RCA descends in the right atrioventricular groove. It supplies the right chambers of the heart by feeding off branches into those chambers. it continues until the inferior border of the heart.

Once it reaches the inferior border the RCA continues into the posterior AV groove where it eventually anastomoses with the circumflex branch of the LCA.

Branches of the RCA include the marginal branch which runs along the inferior border of the anterior surface of the heart and before anastomosing with the LCA, it gives of the Posterior interventricular branch which runs along the posterior side in the groove between the ventricles. This means that the RCA is supplying blood the part of the PA and LV as well.

In 60% of cases, there will be an early branch of the RCA that supplies the SA node. In 80-90% of cases there will also be a branch supplying the AV node.

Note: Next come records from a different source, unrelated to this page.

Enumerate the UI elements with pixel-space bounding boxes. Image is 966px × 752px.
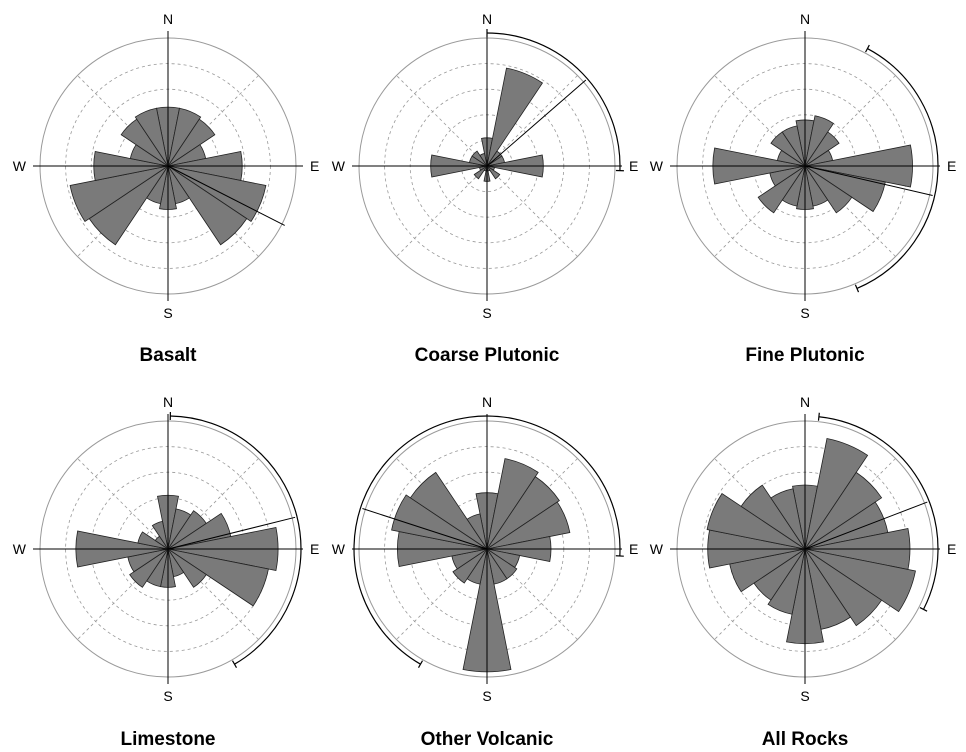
rose-petal [391, 494, 488, 550]
mean-direction-line [804, 165, 933, 196]
rose-petal [804, 115, 835, 167]
rose-petal [167, 107, 202, 167]
rose-diagram-limestone: N E S W Limestone [13, 394, 320, 750]
compass-w-label: W [13, 158, 27, 174]
confidence-arc-tick [417, 660, 424, 668]
rose-petal [804, 548, 916, 613]
chart-title: Other Volcanic [421, 729, 554, 750]
confidence-arc [486, 32, 621, 171]
rose-petal [167, 165, 248, 246]
rose-petal [466, 513, 488, 550]
rose-petal [767, 548, 806, 615]
mean-direction-line [362, 508, 488, 550]
rose-petal [781, 125, 806, 167]
compass-w-label: W [332, 541, 346, 557]
rose-petal [804, 131, 840, 167]
compass-e-label: E [947, 158, 956, 174]
rose-petal [452, 548, 488, 584]
confidence-arc-tick [854, 284, 860, 293]
compass-e-label: E [310, 541, 319, 557]
compass-e-label: E [629, 541, 638, 557]
chart-title: Fine Plutonic [745, 345, 865, 366]
chart-title: Limestone [120, 729, 215, 750]
rose-petal [137, 531, 169, 550]
rose-petal [486, 476, 560, 550]
compass-n-label: N [482, 11, 492, 27]
compass-e-label: E [947, 541, 956, 557]
confidence-arc-tick [231, 660, 238, 668]
rose-petal [473, 165, 488, 180]
rose-diagram-other-volcanic: N E S W Other Volcanic [332, 394, 639, 750]
confidence-arc [353, 415, 621, 665]
confidence-arc-tick [865, 44, 870, 53]
compass-n-label: N [482, 394, 492, 410]
confidence-arc-tick [817, 412, 820, 421]
compass-w-label: W [13, 541, 27, 557]
rose-petal [486, 501, 571, 550]
rose-diagram-basalt: N E S W Basalt [13, 11, 320, 366]
rose-petal [757, 165, 806, 214]
chart-title: All Rocks [762, 729, 849, 750]
mean-direction-line [486, 79, 587, 167]
compass-w-label: W [332, 158, 346, 174]
rose-petal [151, 520, 169, 550]
mean-direction-line [167, 516, 296, 550]
rose-petal [471, 150, 488, 167]
rose-petal [486, 67, 544, 167]
compass-n-label: N [163, 394, 173, 410]
rose-petal [486, 165, 501, 180]
rose-diagram-fine-plutonic: N E S W Fine Plutonic [650, 11, 957, 366]
compass-s-label: S [482, 305, 491, 321]
rose-diagram-all-rocks: N E S W All Rocks [650, 394, 957, 750]
confidence-arc [818, 416, 939, 610]
rose-petal [804, 165, 886, 213]
rose-petal [134, 107, 169, 167]
compass-s-label: S [800, 688, 809, 704]
mean-direction-line [167, 165, 285, 226]
rose-petal [167, 548, 207, 588]
compass-s-label: S [800, 305, 809, 321]
compass-n-label: N [800, 394, 810, 410]
rose-petal [804, 548, 883, 627]
compass-w-label: W [650, 158, 664, 174]
rose-petal [167, 165, 267, 223]
rose-petal [486, 458, 539, 550]
rose-petal [740, 484, 806, 550]
rose-petal [129, 548, 169, 588]
compass-s-label: S [163, 688, 172, 704]
compass-e-label: E [629, 158, 638, 174]
rose-petal [706, 492, 806, 550]
compass-n-label: N [800, 11, 810, 27]
compass-s-label: S [482, 688, 491, 704]
confidence-arc-tick [919, 607, 928, 612]
rose-petal [770, 488, 806, 550]
confidence-arc [856, 48, 939, 289]
confidence-arc [170, 415, 302, 665]
rose-petal [804, 165, 853, 214]
compass-w-label: W [650, 541, 664, 557]
rose-petal [479, 152, 488, 167]
rose-petal [167, 118, 216, 167]
compass-s-label: S [163, 305, 172, 321]
chart-title: Basalt [139, 345, 197, 366]
rose-petal [69, 165, 169, 223]
mean-direction-line [804, 501, 928, 550]
rose-petal [167, 548, 269, 607]
compass-n-label: N [163, 11, 173, 27]
rose-petal [804, 471, 883, 550]
rose-diagram-coarse-plutonic: N E S W Coarse Plutonic [332, 11, 639, 366]
rose-petal [804, 438, 869, 550]
compass-e-label: E [310, 158, 319, 174]
chart-title: Coarse Plutonic [415, 345, 560, 366]
rose-petal [409, 471, 488, 550]
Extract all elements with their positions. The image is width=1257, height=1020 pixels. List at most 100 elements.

The LCA also emerges onto the front of the heart and it splits into circumflex which turns onto the back of the heart and run in the L AV groove and meet with the RCA and the L Anterior Descending ventricular branch. which travels down the left side of the heart and eventually anastomoses with the posterior Interventricular branch of the RCA. There may also be other diagonal branches coming off of this LCA.

Coronary arteries are functionally end arteries and blockages almost always cause death of the tissues.